Но скоро возглас вдохновенный в ночи услышал Монплезир1 –
Глубоким рейдом я мгновенно зашёл императрице в тыл:
Наскоком вглубь единым махом, клещами фланги ей зажав
И отбивая контратаки, готов принять был белый флаг!..

Но был подавлен малым мигом мой триумфаторский кураж:
Её величество блицкригом, меня свалив, в звериный раж
Вошла, лишая всякой силы.
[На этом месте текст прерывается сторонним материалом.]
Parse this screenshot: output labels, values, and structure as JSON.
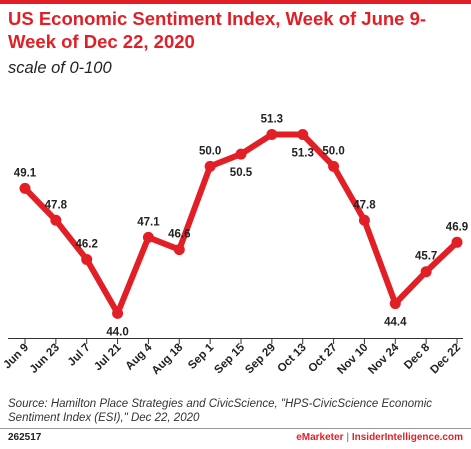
{
  "colors": {
    "accent": "#e21f26",
    "text": "#222222",
    "axis": "#333333"
  },
  "chart_data": {
    "type": "line",
    "title": "US Economic Sentiment Index, Week of June 9-Week of Dec 22, 2020",
    "subtitle": "scale of 0-100",
    "categories": [
      "Jun 9",
      "Jun 23",
      "Jul 7",
      "Jul 21",
      "Aug 4",
      "Aug 18",
      "Sep 1",
      "Sep 15",
      "Sep 29",
      "Oct 13",
      "Oct 27",
      "Nov 10",
      "Nov 24",
      "Dec 8",
      "Dec 22"
    ],
    "values": [
      49.1,
      47.8,
      46.2,
      44.0,
      47.1,
      46.6,
      50.0,
      50.5,
      51.3,
      51.3,
      50.0,
      47.8,
      44.4,
      45.7,
      46.9
    ],
    "labels": [
      "49.1",
      "47.8",
      "46.2",
      "44.0",
      "47.1",
      "46.6",
      "50.0",
      "50.5",
      "51.3",
      "51.3",
      "50.0",
      "47.8",
      "44.4",
      "45.7",
      "46.9"
    ],
    "label_position": [
      "above",
      "above",
      "above",
      "below",
      "above",
      "above",
      "above",
      "below",
      "above",
      "below",
      "above",
      "above",
      "below",
      "above",
      "above"
    ],
    "ylim": [
      42.3,
      52.3
    ],
    "grid": false,
    "legend": "none"
  },
  "source": "Source: Hamilton Place Strategies and CivicScience, \"HPS-CivicScience Economic Sentiment Index (ESI),\" Dec 22, 2020",
  "footer": {
    "id": "262517",
    "brand1": "eMarketer",
    "separator": "|",
    "brand2": "InsiderIntelligence.com"
  }
}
Пришлось мне, Петя, отступить.
Мать-государыню России в ночных батальях, в тет-а-тете,
Наверное, никто на свете ни в жисть не сможет победить!»

Рассказ заканчивая свой, барон, всласть широко зевая,
Певуче произнёс: «Друг мой, я вас с почтеньем отпускаю.
Да командиру передайте, что в полк я больше не вернусь
И с благосклонностью прощаю ему сей дерзостный конфуз.
Засим, прощайте, князь, дружок, а я сосну ещё часок!»
* * *
Уже пропел, струясь малиной, вечерний колокольный звон.
На город балдахином дымным спустился сумеречный лон,
Туман с воды ввысь поднимая к изгибам арочных мостов,
Вкруг сводов храмов и дворцов вуаль белёсую сплетая.
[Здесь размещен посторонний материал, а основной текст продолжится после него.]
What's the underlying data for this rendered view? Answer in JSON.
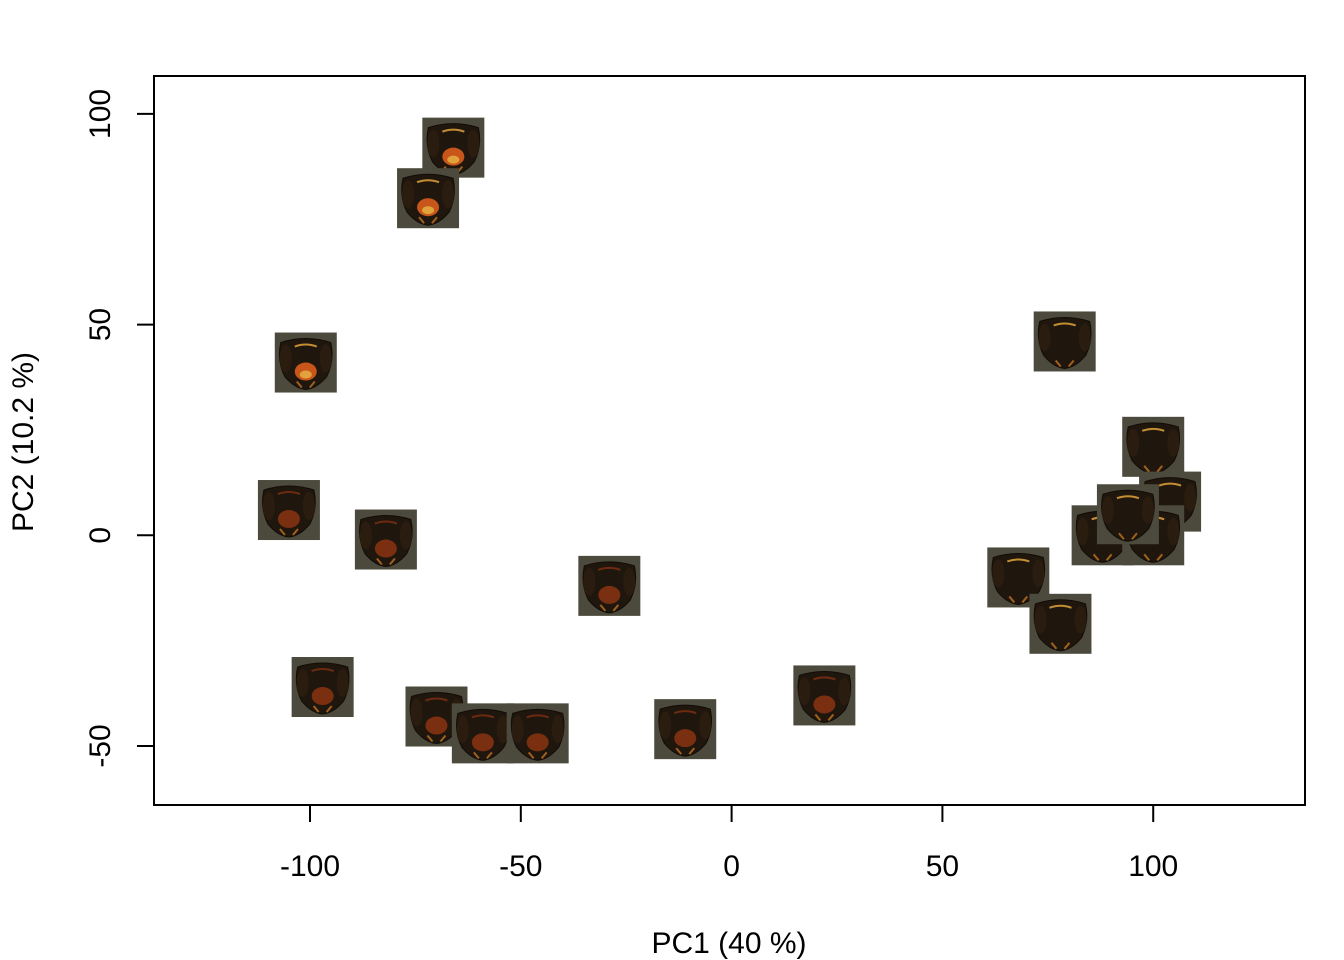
{
  "chart_data": {
    "type": "scatter",
    "title": "",
    "xlabel": "PC1 (40 %)",
    "ylabel": "PC2 (10.2 %)",
    "xlim": [
      -137,
      136
    ],
    "ylim": [
      -64,
      109
    ],
    "xticks": [
      -100,
      -50,
      0,
      50,
      100
    ],
    "xtick_labels": [
      "-100",
      "-50",
      "0",
      "50",
      "100"
    ],
    "yticks": [
      -50,
      0,
      50,
      100
    ],
    "ytick_labels": [
      "-50",
      "0",
      "50",
      "100"
    ],
    "marker": "wasp-head-image",
    "grid": false,
    "legend": "none",
    "colors": {
      "frame": "#000000",
      "marker_background": "#4b4a3c",
      "head_dark": "#1f160e",
      "head_red": "#7a2f10",
      "head_orange": "#c8551a",
      "head_yellow": "#e0a23a"
    },
    "series": [
      {
        "points": [
          {
            "x": -66,
            "y": 92,
            "style": "orange"
          },
          {
            "x": -72,
            "y": 80,
            "style": "orange"
          },
          {
            "x": -101,
            "y": 41,
            "style": "orange"
          },
          {
            "x": -105,
            "y": 6,
            "style": "red"
          },
          {
            "x": -82,
            "y": -1,
            "style": "red"
          },
          {
            "x": -29,
            "y": -12,
            "style": "red"
          },
          {
            "x": -97,
            "y": -36,
            "style": "red"
          },
          {
            "x": -70,
            "y": -43,
            "style": "red"
          },
          {
            "x": -59,
            "y": -47,
            "style": "red"
          },
          {
            "x": -46,
            "y": -47,
            "style": "red"
          },
          {
            "x": -11,
            "y": -46,
            "style": "red"
          },
          {
            "x": 22,
            "y": -38,
            "style": "red"
          },
          {
            "x": 79,
            "y": 46,
            "style": "dark"
          },
          {
            "x": 100,
            "y": 21,
            "style": "dark"
          },
          {
            "x": 104,
            "y": 8,
            "style": "dark"
          },
          {
            "x": 88,
            "y": 0,
            "style": "dark"
          },
          {
            "x": 100,
            "y": 0,
            "style": "dark"
          },
          {
            "x": 94,
            "y": 5,
            "style": "dark"
          },
          {
            "x": 68,
            "y": -10,
            "style": "dark"
          },
          {
            "x": 78,
            "y": -21,
            "style": "dark"
          }
        ]
      }
    ]
  }
}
Огни в салонах зажигая, воспрянул праздный Петербург.
Приятно провести досуг – на бал, приёмы иль фуршеты –
Везли коляски и кареты вельмож, чиновников и знать:
Отужинать, потанцевать, послушать, в круг присев, сонеты,
Сразить всех новым туалетом иль просто новости узнать.

А в это время наш барон, в часовне родовой молясь,
Клал Богу до земли поклон, с усердьем широко крестясь:
«К стопам Твоим, Свят, припадая, молю, Творец всея, Тебя:
Порок греховный мне прощая, Ты не оставь раба Твоя!
Услышь меня, Отец небесный, и ниспошли мне благодать,
Чтобы в трудах, Тебе известных, ещё хоть ночку отстоять!
И может быть, моя царица остынет от своих страстей
И, дав отставку, расщедрится, воздав мне пару волостей!
Своими осени перстами, чтоб так сбылось, мой Свят Отец,
Я храм тогда с семью главами Тебе воздвигну до небес!
Тебе служить я верой стану: посты все свято соблюдать,
Справлять молебны неустанно, больных и сирых привечать.

А что до баб – я их презрею! На этот бешеный народ
Я не позарюсь, не пригрею за сто блинов в голодный год!
Пускай хоть плачут, хоть рыдают, в ногах валяясь, умоляют,
Дают хоть золота мешок! Не сближусь даже на вершок!»

Барон, моленье завершая, облобызал, с колен вставая,
Святые Божьи образа и прочь с часовни подался.
С молельни вышел он до света. Его открытая карета
Ждала у самого крыльца. Сев в выезде, без лишних слов,
Барон ткнул в спину ямщика: «Гони, Герасим, в Петергоф!»